Blog written by Adrienne Liu
As I sit down to write this, there are a thousand fresh memories from an adventure-filled three weeks in Europe, but none have stuck with me more than the visit to Dachau – the most notorious Nazi labor camp, which also served as a model for the camp system as a whole. While the stories of the countries we’d visited prior had the fabric of the Holocaust narrative woven in, as one might expect, none was more explicit and direct than those of Germany’s. The camp visit brought to a culmination the voices and sights of the preceding trips which all alluded to the horrors of the war and Holocaust in some form or another – memorial, museum, or exhibit.
I knew I had to visit Dachau, not only as a civic obligation but also as a member of the i-Act team and as someone who’s studied these humanitarian tragedies in courses without having to ever really confront it. The experience struck everything inside me and then some. Words are futile in conveying the power of the visit, but perhaps the most disheartening thing to see in the present is something that was inspirational in the Holocaust’s immediate aftermath: the “never again” plaque. It’s a common occurrence for words in everyday speech to ring with a bit of hollowness, but when words of such promise and magnitude are so widely proclaimed, their failure to deliver hurts even more.
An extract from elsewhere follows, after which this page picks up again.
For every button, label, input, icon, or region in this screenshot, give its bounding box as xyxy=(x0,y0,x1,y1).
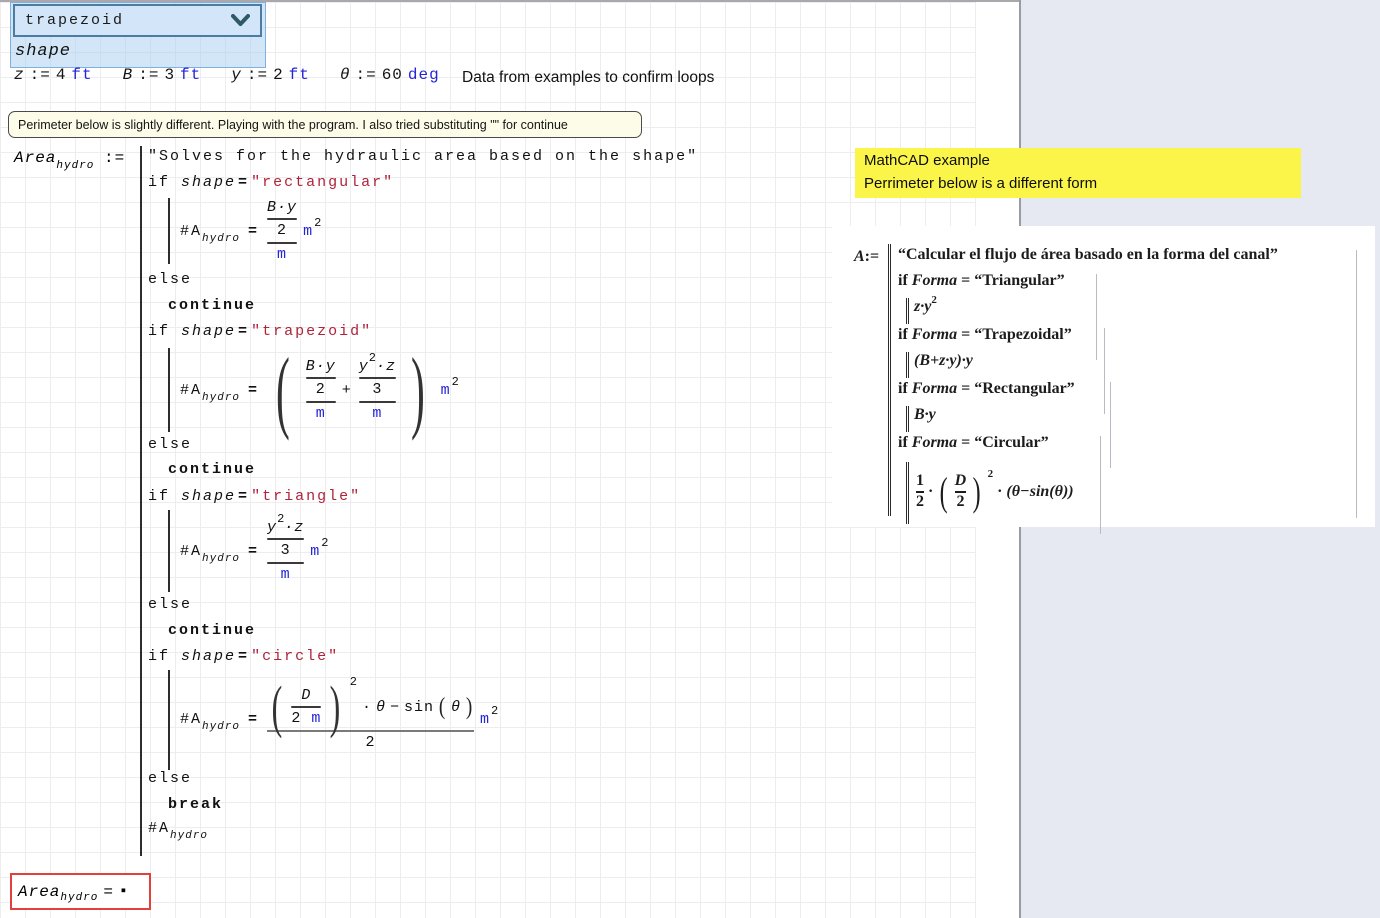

I left Dachau with a heavy heart, as did the crowd who visited the camp with me. What I wonder, though, is how will the gut-wrenching experience affect their present lives and open their eyes to the fact that we are allowing the same atrocities to continue on during a time we see as developed and modern? I’m so grateful for the work i-Act does, because although the sweeping promise of “never again” is so difficult to keep–and, even worse, some people think it’s been kept–there are still people fighting to give the words real meaning again.